Fuck Buttons
Tarot Sport
(ATP Recordings)
With a gleefully off-putting name like Fuck Buttons, no one should have been expecting a sharp lurch towards pop crossover. In detail, Tarot Sport, the UK duo's second record in two years, appears more unwieldy than the last; seven tracks of wordless, pulsing electronics, most hovering around the ten-minute mark, and strung together as a comprehensive ebb and flow, each bit bleeding into the next. In some key ways, though, the record feels safer than their first. The most compelling moments on last year's Street Horrrsing LP came when Andrew Hung and Benjamin Power opened their throats, adding deranged pterodactyl yelping to the undulating waves of radiation. It wasn't catchy, exactly, but it gave the music some warped humanity. Absent any vocals at all, Tarot Sport too often feels faceless. But more than a lack of personality, the music here suffers for a lack of any real chaotic danger. Listeners using this record as an entry point might be baffled by the duo's reputation as blistering noise sadists. With its slow builds and thudding metronome beats, it resembles nothing so much as an unusually tasteful rave soundtrack.

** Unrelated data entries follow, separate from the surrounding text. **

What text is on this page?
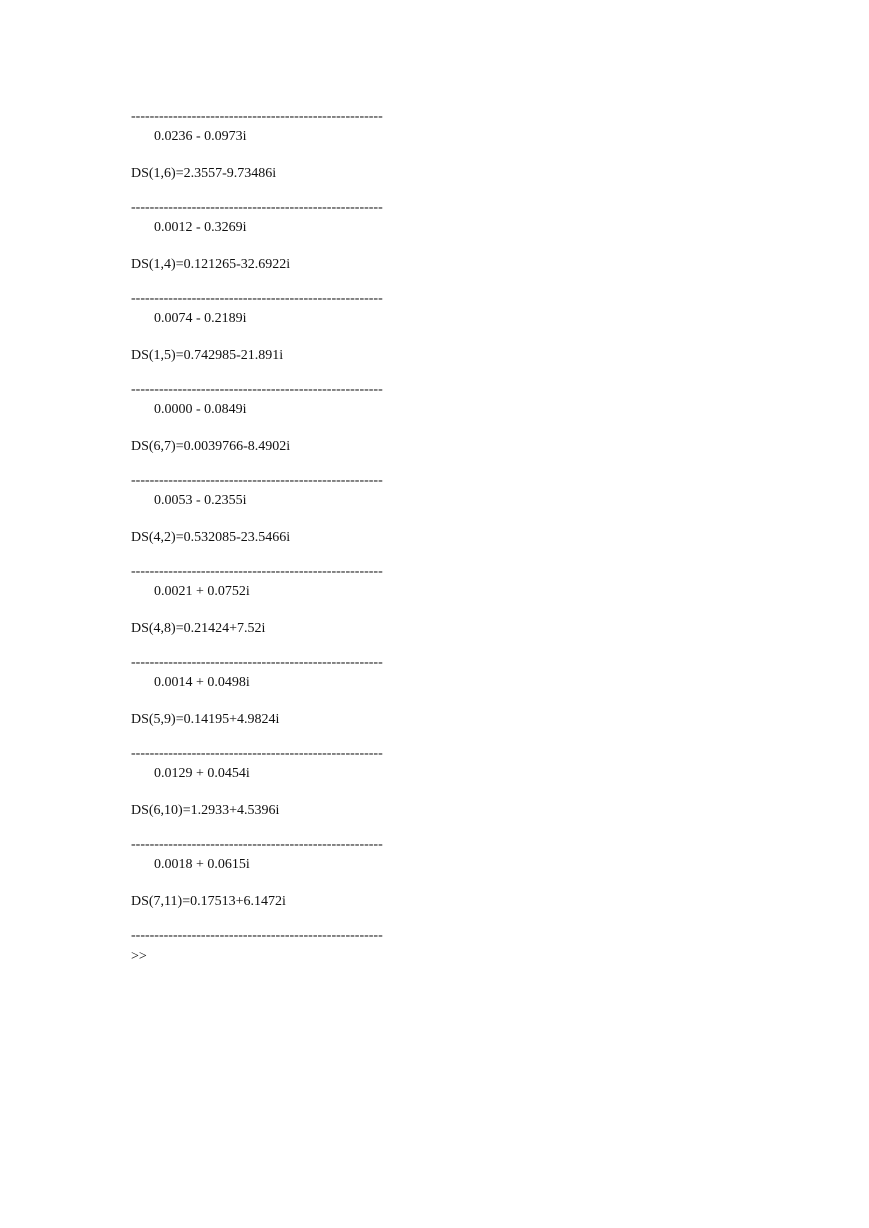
------------------------------------------------------
0.0236 - 0.0973i
DS(1,6)=2.3557-9.73486i
------------------------------------------------------
0.0012 - 0.3269i
DS(1,4)=0.121265-32.6922i
------------------------------------------------------
0.0074 - 0.2189i
DS(1,5)=0.742985-21.891i
------------------------------------------------------
0.0000 - 0.0849i
DS(6,7)=0.0039766-8.4902i
------------------------------------------------------
0.0053 - 0.2355i
DS(4,2)=0.532085-23.5466i
------------------------------------------------------
0.0021 + 0.0752i
DS(4,8)=0.21424+7.52i
------------------------------------------------------
0.0014 + 0.0498i
DS(5,9)=0.14195+4.9824i
------------------------------------------------------
0.0129 + 0.0454i
DS(6,10)=1.2933+4.5396i
------------------------------------------------------
0.0018 + 0.0615i
DS(7,11)=0.17513+6.1472i
------------------------------------------------------
>>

An increased focus on dance music is Tarot Sport's main stylistic development. Lead single "Surf Solar" provides a formidable club beat to grab hold of during its long, majestic synth swell. It comes as little surprise that the track's juxtaposition of sounds brings to mind remixes of the band's earlier work. They first worked with Primal Scream producer Andrew Weatherall when he was tasked with making one. When they manage to hit on a simple, catchy loop, as in album highlight "Lisbon Maru" padded run-times stretch them past immediacy. Even their specialty, blissed-out builds in epic-length drones like "Space Mountain" are too slow-moving to ever reach catharsis. The tones are occasionally quite pretty, but that gets tiresome too. In the end, Tarot Sport isn't jagged enough to work as noise, and not sculpted enough to work as pop.